At a central N-band wavelength of 11.5 µm, the angular resolution requirement (taken to be λ/B) corresponds to maximum baseline of 7 km. Allowing for some super-resolution might enable baselines to be reduced to 3 km, but not without a reduction in sensitivity due to possible contamination by the disk emission as discussed above. The imaging requirement for PFI is essential because complex structures in the disk could mask planetary signals if ambiguous modelling of interferometric data are needed. The minimum number of baselines is roughly the number of resolution elements across the final image – 400 in our case. This drives PFI to consider a large number of telescopes – of order 30 or more, noting that the number of baselines NB = NT (NT − 1)/2 with NT the number of telescopes. This number of telescopes is inadequate for snapshot imaging, and requires earth rotation synthesis to get the full ∼400 x 400 resolution element image. Snapshot imaging fidelity is arguably not required, as the smallest timescale required to be resolved is ∼ half the rotation period of the proto-Jupiter, or a few hours.
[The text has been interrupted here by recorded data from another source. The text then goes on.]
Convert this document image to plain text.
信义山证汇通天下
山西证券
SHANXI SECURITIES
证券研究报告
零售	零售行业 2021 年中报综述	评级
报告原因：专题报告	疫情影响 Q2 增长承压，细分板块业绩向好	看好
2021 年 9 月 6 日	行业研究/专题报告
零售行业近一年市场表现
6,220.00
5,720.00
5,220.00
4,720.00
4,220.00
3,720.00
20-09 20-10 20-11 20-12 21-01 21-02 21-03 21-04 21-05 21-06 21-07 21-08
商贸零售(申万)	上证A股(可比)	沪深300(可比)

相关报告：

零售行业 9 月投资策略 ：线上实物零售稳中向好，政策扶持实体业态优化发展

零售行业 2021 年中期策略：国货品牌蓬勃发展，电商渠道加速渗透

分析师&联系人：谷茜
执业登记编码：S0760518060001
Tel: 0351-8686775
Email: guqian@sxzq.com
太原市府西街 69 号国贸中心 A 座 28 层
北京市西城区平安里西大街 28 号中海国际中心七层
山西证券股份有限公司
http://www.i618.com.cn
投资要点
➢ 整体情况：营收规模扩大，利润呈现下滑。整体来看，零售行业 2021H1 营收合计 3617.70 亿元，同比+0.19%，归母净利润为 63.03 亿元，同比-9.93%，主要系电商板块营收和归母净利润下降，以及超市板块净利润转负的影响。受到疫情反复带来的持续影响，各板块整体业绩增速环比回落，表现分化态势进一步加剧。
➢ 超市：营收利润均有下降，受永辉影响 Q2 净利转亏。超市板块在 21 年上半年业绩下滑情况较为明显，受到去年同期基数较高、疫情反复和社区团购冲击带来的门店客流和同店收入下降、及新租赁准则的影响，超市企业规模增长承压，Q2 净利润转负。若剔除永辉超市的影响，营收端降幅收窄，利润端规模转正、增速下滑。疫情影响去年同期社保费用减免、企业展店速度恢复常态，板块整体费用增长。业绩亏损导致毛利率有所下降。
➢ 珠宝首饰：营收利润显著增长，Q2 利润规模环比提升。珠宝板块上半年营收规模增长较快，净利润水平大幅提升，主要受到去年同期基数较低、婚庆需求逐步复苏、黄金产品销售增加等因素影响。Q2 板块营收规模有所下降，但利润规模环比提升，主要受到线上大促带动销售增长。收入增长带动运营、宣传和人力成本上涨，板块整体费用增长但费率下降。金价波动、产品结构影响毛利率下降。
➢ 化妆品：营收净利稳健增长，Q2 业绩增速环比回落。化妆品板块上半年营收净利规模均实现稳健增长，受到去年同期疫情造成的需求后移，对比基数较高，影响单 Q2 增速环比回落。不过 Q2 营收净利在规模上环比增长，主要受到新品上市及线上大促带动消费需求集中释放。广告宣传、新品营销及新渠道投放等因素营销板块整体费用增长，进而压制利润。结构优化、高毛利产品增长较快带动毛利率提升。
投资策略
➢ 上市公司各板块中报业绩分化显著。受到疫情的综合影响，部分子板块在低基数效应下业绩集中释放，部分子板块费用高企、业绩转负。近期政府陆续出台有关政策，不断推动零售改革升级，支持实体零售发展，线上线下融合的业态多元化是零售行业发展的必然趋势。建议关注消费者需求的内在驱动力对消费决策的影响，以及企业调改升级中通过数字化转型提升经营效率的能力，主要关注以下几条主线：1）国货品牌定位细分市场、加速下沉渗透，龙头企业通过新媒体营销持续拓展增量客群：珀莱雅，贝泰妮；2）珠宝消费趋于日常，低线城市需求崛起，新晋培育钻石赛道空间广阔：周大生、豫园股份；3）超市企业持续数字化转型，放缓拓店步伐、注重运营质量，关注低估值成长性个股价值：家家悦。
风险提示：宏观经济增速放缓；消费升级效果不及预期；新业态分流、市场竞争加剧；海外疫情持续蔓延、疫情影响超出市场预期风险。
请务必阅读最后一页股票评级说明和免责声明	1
Given the need for ground-based observations sensitive to atmospheric conditions to avoid high air-masses, it is also important that earth rotation synthesis can be achieved in only a few hours of observing and not a full night. Taken together, these requirements mean that a 3-arm spiral or a Y-shaped array with a format similar to the VLA is close to optimal.

The largest clear identifiable cost for the array is the telescopes themselves. 30 telescopes of 4 meter diameter is a total size comparable to the Giant Magellan Telescope (GMT) in terms of collecting area. Given the scaling laws of van Belle et al.,5 one might expect the cost of the telescope component for many 4 m telsscopes to be smaller by a factor of ∼2 than GMT, especially given that the telescopes only have to be designed once and constructed many times. In any case, as long as the ratio between instrumentation and telescope costs are not so different for PFI as for extremely large telescopes, a total construction cost in the range $500 million to $1 Billion USD appears plausible. The lower limit on the cost envelope for PFI is the moving mass (structural steel), glass (area) and building (high end commercial space) costs, which is of order 0.1$ Billion USD – this is of course unrealistically small

They have demonstrated that heterodyne interferometry is a plausible competitor to direct detection interferometry for the Planet Formation Imager concept. Critical to the design is mixing starlight with a frequency comb laser in each telescope, dispersing the light in a high-resolution spectrograph and detecting the light mixed with each line of the frequency comb individually. Fringe tracking using direct detection interferometry is still required, but this is significantly simplified by transporting the beams from the telescopes to the delay lines by fiber. The overall cost of the project is likely comparable to the low-end of ELT budgets.